Investment trust boards are now increasingly conscious about the need for their company website to be an engaging, appealing and compelling proposition and a place where to linger.
This evolution of significance is quite removed from a pdf online of an annual report in days of old. Changing ownership patterns, a new demography, pension reform and the visible yardstick of PLC trading companies are raising the bar. Technology users have expectations for their journey to be easy, nimble and fun.
Winners of the AIC shareholder engagement awards in recent years included Martin Currie Global Portfolio Trust and Asset Value Investors, so this year’s winners once announced soon will be intriguing to see how new techniques and communication skills are deployed, especially as trust’s websites are metaphorical shop windows.
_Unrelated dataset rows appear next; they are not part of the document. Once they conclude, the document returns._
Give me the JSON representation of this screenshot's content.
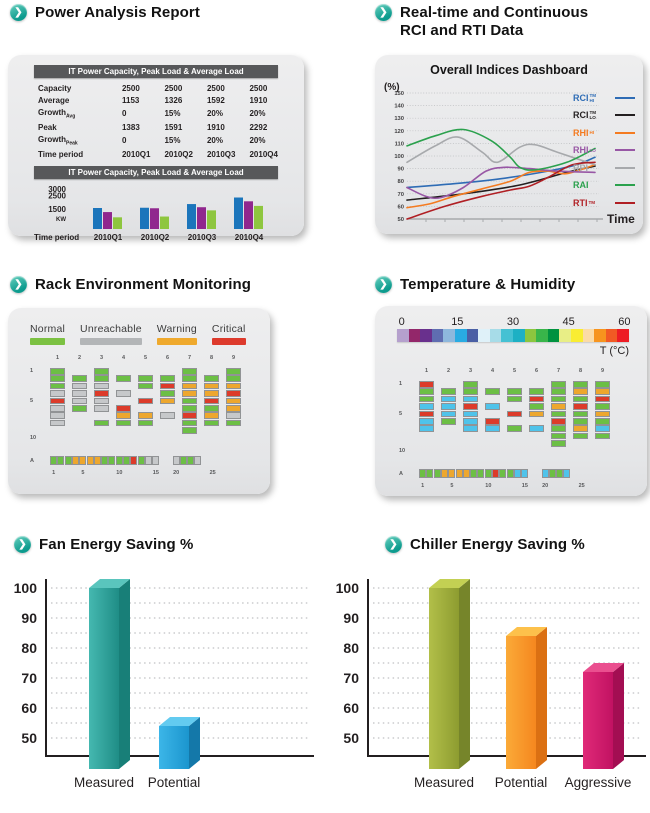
{
  "accent_color": "#14a094",
  "power": {
    "title": "Power Analysis Report",
    "table_header": "IT Power Capacity, Peak Load & Average Load",
    "chart_header": "IT Power Capacity, Peak Load & Average Load",
    "table_rows": [
      {
        "label": "Capacity",
        "sub": "",
        "values": [
          "2500",
          "2500",
          "2500",
          "2500"
        ]
      },
      {
        "label": "Average",
        "sub": "",
        "values": [
          "1153",
          "1326",
          "1592",
          "1910"
        ]
      },
      {
        "label": "Growth",
        "sub": "Avg",
        "values": [
          "0",
          "15%",
          "20%",
          "20%"
        ]
      },
      {
        "label": "Peak",
        "sub": "",
        "values": [
          "1383",
          "1591",
          "1910",
          "2292"
        ]
      },
      {
        "label": "Growth",
        "sub": "Peak",
        "values": [
          "0",
          "15%",
          "20%",
          "20%"
        ]
      },
      {
        "label": "Time period",
        "sub": "",
        "values": [
          "2010Q1",
          "2010Q2",
          "2010Q3",
          "2010Q4"
        ]
      }
    ]
  },
  "indices": {
    "title_line1": "Real-time and Continuous",
    "title_line2": "RCI and RTI Data",
    "chart_title": "Overall Indices Dashboard"
  },
  "rack": {
    "title": "Rack Environment Monitoring"
  },
  "temperature": {
    "title": "Temperature & Humidity"
  },
  "fan": {
    "title": "Fan Energy Saving %"
  },
  "chiller": {
    "title": "Chiller Energy Saving %"
  },
  "cell_colors": {
    "g": "#6cbf45",
    "G": "#c6c8ca",
    "o": "#eda72e",
    "r": "#dc3b2a",
    "c": "#4fc3ea"
  },
  "chart_data": [
    {
      "id": "power_bars",
      "type": "bar",
      "title": "IT Power Capacity, Peak Load & Average Load",
      "categories": [
        "2010Q1",
        "2010Q2",
        "2010Q3",
        "2010Q4"
      ],
      "series": [
        {
          "name": "blue",
          "color": "#1b75bb",
          "values": [
            1600,
            1620,
            1900,
            2400
          ]
        },
        {
          "name": "purple",
          "color": "#90278e",
          "values": [
            1290,
            1580,
            1660,
            2110
          ]
        },
        {
          "name": "green",
          "color": "#8ec63f",
          "values": [
            890,
            950,
            1420,
            1760
          ]
        }
      ],
      "xlabel": "Time period",
      "ylabel": "KW",
      "yticks": [
        3000,
        2500,
        1500
      ],
      "ylim": [
        0,
        3200
      ]
    },
    {
      "id": "indices_lines",
      "type": "line",
      "title": "Overall Indices Dashboard",
      "ylabel": "(%)",
      "xlabel": "Time",
      "ylim": [
        50,
        150
      ],
      "yticks": [
        150,
        140,
        130,
        120,
        110,
        100,
        90,
        80,
        70,
        60,
        50
      ],
      "legend_position": "right",
      "series": [
        {
          "name": "RCI_HI",
          "base": "RCI",
          "sup": "TM",
          "sub": "HI",
          "color": "#2e6cb5",
          "points": [
            [
              0,
              75
            ],
            [
              25,
              78
            ],
            [
              50,
              82
            ],
            [
              75,
              88
            ],
            [
              90,
              93
            ],
            [
              100,
              99
            ]
          ]
        },
        {
          "name": "RCI_LO",
          "base": "RCI",
          "sup": "TM",
          "sub": "LO",
          "color": "#231f20",
          "points": [
            [
              0,
              65
            ],
            [
              30,
              70
            ],
            [
              60,
              77
            ],
            [
              85,
              87
            ],
            [
              100,
              92
            ]
          ]
        },
        {
          "name": "RHI_HI",
          "base": "RHI",
          "sup": "",
          "sub": "HI",
          "color": "#f47b20",
          "points": [
            [
              0,
              59
            ],
            [
              12,
              62
            ],
            [
              25,
              68
            ],
            [
              40,
              74
            ],
            [
              55,
              80
            ],
            [
              65,
              87
            ],
            [
              75,
              88
            ],
            [
              85,
              86
            ],
            [
              100,
              93
            ]
          ]
        },
        {
          "name": "RHI_LO",
          "base": "RHI",
          "sup": "",
          "sub": "LO",
          "color": "#9857a5",
          "points": [
            [
              0,
              75
            ],
            [
              10,
              68
            ],
            [
              18,
              67
            ],
            [
              30,
              75
            ],
            [
              42,
              88
            ],
            [
              52,
              91
            ],
            [
              65,
              90
            ],
            [
              80,
              88
            ],
            [
              100,
              87
            ]
          ]
        },
        {
          "name": "RPI",
          "base": "RPI",
          "sup": "",
          "sub": "",
          "color": "#a7a9ac",
          "points": [
            [
              0,
              95
            ],
            [
              15,
              108
            ],
            [
              27,
              115
            ],
            [
              40,
              103
            ],
            [
              48,
              95
            ],
            [
              60,
              107
            ],
            [
              68,
              109
            ],
            [
              80,
              103
            ],
            [
              100,
              93
            ]
          ]
        },
        {
          "name": "RAI",
          "base": "RAI",
          "sup": "",
          "sub": "",
          "color": "#2ba14d",
          "points": [
            [
              0,
              108
            ],
            [
              15,
              116
            ],
            [
              30,
              121
            ],
            [
              45,
              112
            ],
            [
              55,
              99
            ],
            [
              60,
              91
            ],
            [
              68,
              89
            ],
            [
              85,
              95
            ],
            [
              100,
              106
            ]
          ]
        },
        {
          "name": "RTI",
          "base": "RTI",
          "sup": "TM",
          "sub": "",
          "color": "#b01f24",
          "points": [
            [
              0,
              50
            ],
            [
              20,
              60
            ],
            [
              40,
              68
            ],
            [
              55,
              73
            ],
            [
              65,
              76
            ],
            [
              75,
              83
            ],
            [
              88,
              93
            ],
            [
              100,
              95
            ]
          ]
        }
      ]
    },
    {
      "id": "rack_env",
      "type": "heatmap",
      "title": "Rack Environment Monitoring",
      "legend": [
        {
          "label": "Normal",
          "color": "#7cc142"
        },
        {
          "label": "Unreachable",
          "color": "#b3b5b7"
        },
        {
          "label": "Warning",
          "color": "#efa92d"
        },
        {
          "label": "Critical",
          "color": "#dd3a2c"
        }
      ],
      "col_headers": [
        "1",
        "2",
        "3",
        "4",
        "5",
        "6",
        "7",
        "8",
        "9"
      ],
      "row_labels": [
        {
          "text": "1",
          "row": 0
        },
        {
          "text": "5",
          "row": 4
        },
        {
          "text": "10",
          "row": 9
        }
      ],
      "columns": [
        "gggGrGGG..",
        ".gGGGg....",
        "ggGrGG.g..",
        ".g.G.rog..",
        ".gg.r.og..",
        ".grgo.G...",
        "ggooggrgg.",
        ".goorgog..",
        "ggorooGg.."
      ],
      "strip_label": "A",
      "strip_a": "gggooooggggrgGG",
      "strip_b": "GggG",
      "axis_labels": [
        1,
        5,
        10,
        15,
        20,
        25
      ]
    },
    {
      "id": "temp_hum",
      "type": "heatmap",
      "title": "Temperature & Humidity",
      "scale_labels": [
        "0",
        "15",
        "30",
        "45",
        "60"
      ],
      "scale_unit": "T (°C)",
      "scale_colors": [
        "#b5a0cd",
        "#93276a",
        "#69308d",
        "#5f6db1",
        "#8eb8dd",
        "#29abe2",
        "#4a5fa5",
        "#dff1f9",
        "#a7dce8",
        "#45c1d3",
        "#1db0c4",
        "#8cc63f",
        "#39b54a",
        "#00923f",
        "#e8ee86",
        "#f9ed32",
        "#fbdba7",
        "#f7941e",
        "#f15a24",
        "#ed1c24"
      ],
      "col_headers": [
        "1",
        "2",
        "3",
        "4",
        "5",
        "6",
        "7",
        "8",
        "9"
      ],
      "row_labels": [
        {
          "text": "1",
          "row": 0
        },
        {
          "text": "5",
          "row": 4
        },
        {
          "text": "10",
          "row": 9
        }
      ],
      "columns": [
        "rggcrcc...",
        ".gcccg....",
        "ggcrccc...",
        ".g.c.rc...",
        ".gg.r.g...",
        ".grgo.c...",
        "gggogrggg.",
        "gogrggog..",
        "gorgogcg.."
      ],
      "strip_label": "A",
      "strip_a": "gggoooogggrggcc",
      "strip_b": "cggc",
      "axis_labels": [
        1,
        5,
        10,
        15,
        20,
        25
      ]
    },
    {
      "id": "fan_saving",
      "type": "bar",
      "title": "Fan Energy Saving %",
      "categories": [
        "Measured",
        "Potential"
      ],
      "values": [
        100,
        54
      ],
      "yticks": [
        100,
        90,
        80,
        70,
        60,
        50
      ],
      "ylim": [
        44,
        103
      ],
      "layout": {
        "first": 58,
        "step": 70
      },
      "bar_colors": [
        {
          "front1": "#45b8b0",
          "front2": "#1f8d86",
          "side": "#187f78",
          "top": "#5ac5bd"
        },
        {
          "front1": "#3cb6e8",
          "front2": "#1b95ce",
          "side": "#1478a9",
          "top": "#63cbf0"
        }
      ]
    },
    {
      "id": "chiller_saving",
      "type": "bar",
      "title": "Chiller Energy Saving %",
      "categories": [
        "Measured",
        "Potential",
        "Aggressive"
      ],
      "values": [
        100,
        84,
        72
      ],
      "yticks": [
        100,
        90,
        80,
        70,
        60,
        50
      ],
      "ylim": [
        44,
        103
      ],
      "layout": {
        "first": 76,
        "step": 77
      },
      "bar_colors": [
        {
          "front1": "#b2bf49",
          "front2": "#8d9c30",
          "side": "#76852a",
          "top": "#c3d053"
        },
        {
          "front1": "#fbaa38",
          "front2": "#f5871f",
          "side": "#db7013",
          "top": "#fdc14b"
        },
        {
          "front1": "#e02a78",
          "front2": "#c11262",
          "side": "#a30e52",
          "top": "#ea4f8f"
        }
      ]
    }
  ]
}
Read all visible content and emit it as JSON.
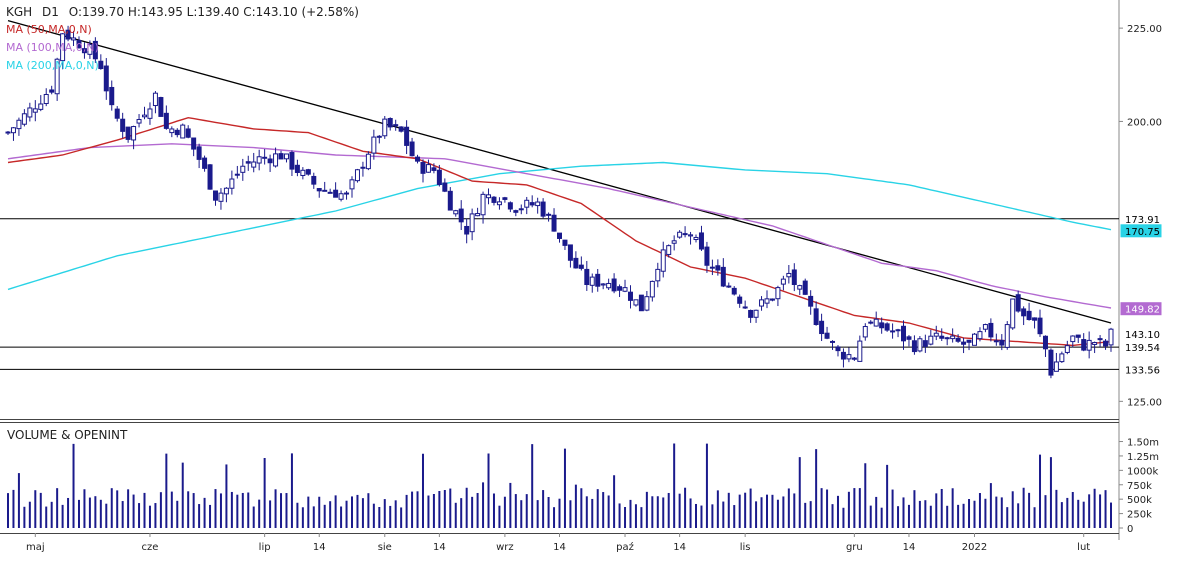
{
  "header": {
    "symbol": "KGH",
    "interval": "D1",
    "ohlc": "O:139.70  H:143.95  L:139.40  C:143.10  (+2.58%)"
  },
  "legend": [
    {
      "label": "MA (50,MA,0,N)",
      "color": "#c62828"
    },
    {
      "label": "MA (100,MA,0,N)",
      "color": "#b36ad1"
    },
    {
      "label": "MA (200,MA,0,N)",
      "color": "#29d3e6"
    }
  ],
  "colors": {
    "candle": "#1a1a8c",
    "volume": "#1a1a8c",
    "trendline": "#000000",
    "level": "#000000"
  },
  "chart_data": {
    "type": "line",
    "ylim": [
      120,
      232
    ],
    "price_ticks": [
      "225.00",
      "200.00",
      "125.00"
    ],
    "price_tick_values": [
      225,
      200,
      125
    ],
    "markers": [
      {
        "label": "173.91",
        "value": 173.91,
        "bg": "#ffffff",
        "fg": "#000000"
      },
      {
        "label": "170.75",
        "value": 170.75,
        "bg": "#29d3e6",
        "fg": "#000000"
      },
      {
        "label": "149.82",
        "value": 149.82,
        "bg": "#b36ad1",
        "fg": "#ffffff"
      },
      {
        "label": "143.10",
        "value": 143.1,
        "bg": "#ffffff",
        "fg": "#000000"
      },
      {
        "label": "139.54",
        "value": 139.54,
        "bg": "#ffffff",
        "fg": "#000000"
      },
      {
        "label": "133.56",
        "value": 133.56,
        "bg": "#ffffff",
        "fg": "#000000"
      }
    ],
    "levels": [
      173.91,
      139.54,
      133.56
    ],
    "x_labels": [
      {
        "label": "maj",
        "day": 5
      },
      {
        "label": "cze",
        "day": 26
      },
      {
        "label": "lip",
        "day": 47
      },
      {
        "label": "14",
        "day": 57
      },
      {
        "label": "sie",
        "day": 69
      },
      {
        "label": "14",
        "day": 79
      },
      {
        "label": "wrz",
        "day": 91
      },
      {
        "label": "14",
        "day": 101
      },
      {
        "label": "paź",
        "day": 113
      },
      {
        "label": "14",
        "day": 123
      },
      {
        "label": "lis",
        "day": 135
      },
      {
        "label": "gru",
        "day": 155
      },
      {
        "label": "14",
        "day": 165
      },
      {
        "label": "2022",
        "day": 177
      },
      {
        "label": "lut",
        "day": 197
      }
    ],
    "day_count": 203,
    "trendline": [
      [
        0,
        227
      ],
      [
        202,
        146
      ]
    ],
    "ma50": [
      [
        0,
        189
      ],
      [
        10,
        191
      ],
      [
        20,
        195
      ],
      [
        33,
        201
      ],
      [
        45,
        198
      ],
      [
        55,
        197
      ],
      [
        65,
        192
      ],
      [
        75,
        190
      ],
      [
        85,
        184
      ],
      [
        95,
        183
      ],
      [
        105,
        178
      ],
      [
        115,
        168
      ],
      [
        125,
        161
      ],
      [
        135,
        158
      ],
      [
        145,
        153
      ],
      [
        155,
        148
      ],
      [
        165,
        146
      ],
      [
        175,
        142
      ],
      [
        185,
        141
      ],
      [
        195,
        140
      ],
      [
        202,
        141
      ]
    ],
    "ma100": [
      [
        0,
        190
      ],
      [
        15,
        193
      ],
      [
        30,
        194
      ],
      [
        45,
        193
      ],
      [
        60,
        191
      ],
      [
        80,
        190
      ],
      [
        95,
        186
      ],
      [
        110,
        182
      ],
      [
        125,
        177
      ],
      [
        140,
        172
      ],
      [
        150,
        167
      ],
      [
        160,
        162
      ],
      [
        170,
        160
      ],
      [
        180,
        156
      ],
      [
        190,
        153
      ],
      [
        202,
        150
      ]
    ],
    "ma200": [
      [
        0,
        155
      ],
      [
        20,
        164
      ],
      [
        40,
        170
      ],
      [
        60,
        176
      ],
      [
        75,
        182
      ],
      [
        90,
        186
      ],
      [
        105,
        188
      ],
      [
        120,
        189
      ],
      [
        135,
        187
      ],
      [
        150,
        186
      ],
      [
        165,
        183
      ],
      [
        180,
        178
      ],
      [
        195,
        173
      ],
      [
        202,
        171
      ]
    ],
    "close_anchors": [
      [
        0,
        197
      ],
      [
        4,
        203
      ],
      [
        8,
        209
      ],
      [
        10,
        224
      ],
      [
        12,
        222
      ],
      [
        15,
        219
      ],
      [
        17,
        215
      ],
      [
        19,
        203
      ],
      [
        22,
        196
      ],
      [
        25,
        203
      ],
      [
        27,
        207
      ],
      [
        29,
        198
      ],
      [
        32,
        198
      ],
      [
        35,
        190
      ],
      [
        38,
        180
      ],
      [
        40,
        182
      ],
      [
        43,
        188
      ],
      [
        46,
        190
      ],
      [
        50,
        191
      ],
      [
        53,
        187
      ],
      [
        57,
        182
      ],
      [
        60,
        181
      ],
      [
        62,
        180
      ],
      [
        66,
        192
      ],
      [
        69,
        199
      ],
      [
        72,
        197
      ],
      [
        75,
        188
      ],
      [
        78,
        187
      ],
      [
        81,
        178
      ],
      [
        84,
        171
      ],
      [
        87,
        180
      ],
      [
        90,
        180
      ],
      [
        93,
        177
      ],
      [
        97,
        178
      ],
      [
        100,
        172
      ],
      [
        103,
        163
      ],
      [
        106,
        157
      ],
      [
        110,
        157
      ],
      [
        113,
        155
      ],
      [
        116,
        150
      ],
      [
        119,
        162
      ],
      [
        122,
        168
      ],
      [
        125,
        170
      ],
      [
        128,
        162
      ],
      [
        132,
        156
      ],
      [
        136,
        149
      ],
      [
        140,
        153
      ],
      [
        143,
        159
      ],
      [
        146,
        152
      ],
      [
        150,
        142
      ],
      [
        152,
        138
      ],
      [
        155,
        137
      ],
      [
        157,
        146
      ],
      [
        160,
        145
      ],
      [
        163,
        143
      ],
      [
        166,
        140
      ],
      [
        170,
        142
      ],
      [
        173,
        141
      ],
      [
        176,
        140
      ],
      [
        179,
        144
      ],
      [
        182,
        141
      ],
      [
        184,
        152
      ],
      [
        186,
        148
      ],
      [
        188,
        146
      ],
      [
        190,
        139
      ],
      [
        191,
        133
      ],
      [
        193,
        138
      ],
      [
        195,
        142
      ],
      [
        197,
        140
      ],
      [
        199,
        141
      ],
      [
        201,
        140
      ],
      [
        202,
        143
      ]
    ],
    "volume": {
      "ylim": [
        0,
        1700000
      ],
      "ticks": [
        "1.50m",
        "1.25m",
        "1000k",
        "750k",
        "500k",
        "250k",
        "0"
      ],
      "tick_values": [
        1500000,
        1250000,
        1000000,
        750000,
        500000,
        250000,
        0
      ]
    }
  },
  "volume_title": "VOLUME & OPENINT"
}
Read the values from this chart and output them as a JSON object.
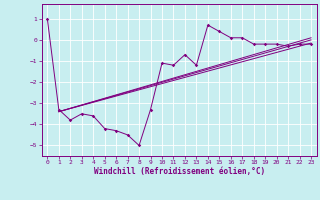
{
  "xlabel": "Windchill (Refroidissement éolien,°C)",
  "background_color": "#c8eef0",
  "line_color": "#800080",
  "grid_color": "#ffffff",
  "xlim": [
    -0.5,
    23.5
  ],
  "ylim": [
    -5.5,
    1.7
  ],
  "yticks": [
    1,
    0,
    -1,
    -2,
    -3,
    -4,
    -5
  ],
  "xticks": [
    0,
    1,
    2,
    3,
    4,
    5,
    6,
    7,
    8,
    9,
    10,
    11,
    12,
    13,
    14,
    15,
    16,
    17,
    18,
    19,
    20,
    21,
    22,
    23
  ],
  "series1_x": [
    0,
    1,
    2,
    3,
    4,
    5,
    6,
    7,
    8,
    9,
    10,
    11,
    12,
    13,
    14,
    15,
    16,
    17,
    18,
    19,
    20,
    21,
    22,
    23
  ],
  "series1_y": [
    1.0,
    -3.3,
    -3.8,
    -3.5,
    -3.6,
    -4.2,
    -4.3,
    -4.5,
    -5.0,
    -3.3,
    -1.1,
    -1.2,
    -0.7,
    -1.2,
    0.7,
    0.4,
    0.1,
    0.1,
    -0.2,
    -0.2,
    -0.2,
    -0.3,
    -0.2,
    -0.2
  ],
  "regression_lines": [
    {
      "x": [
        1,
        23
      ],
      "y": [
        -3.4,
        -0.15
      ]
    },
    {
      "x": [
        1,
        23
      ],
      "y": [
        -3.4,
        0.0
      ]
    },
    {
      "x": [
        1,
        23
      ],
      "y": [
        -3.4,
        0.1
      ]
    }
  ]
}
In practice, for enquirers, websites are not the primary portal for investor research. The websites themselves are typically destination sites for those who have already invested. So they perform a valuable function as a repository of key documents. But increasingly managers recognise that compelling individual corporate messages are critical on arrival, as all web users nowadays carry expectations of their discovery.
In some instances, it is easier for independent and smaller asset managers to score in the creative process here, as larger firms tend to adapt their mutual fund sites which have different constraints. Trusts are independent client companies and not just manager products with prefixed labels alone. This can pose strategic marketing questions on brand hierarchy and the relationship between the brands. Are the trusts “endorsed brands”, “standalone identities” or servants of the manager “master brand”? There are merits to define the leverage each brand identity contributes to attract visitors. In many instances, 75% of all visitors are “pulled” to the website by paid-for means, no longer is splendid isolation and a website just being published a sufficient reason for people to visit.
Visitors shorthand their digital experiences swiftly into definitions of appeal, engagement and their understanding. Insisting, as if a benefit, that this sector is, the old refrain, “investment trusts are the best kept secret in the City”, can nowadays sound a thin defence of lack of engagement. Competitor sites are after all just a keystroke away, inviting the invisible but powerful cohort of self-directed audiences to space.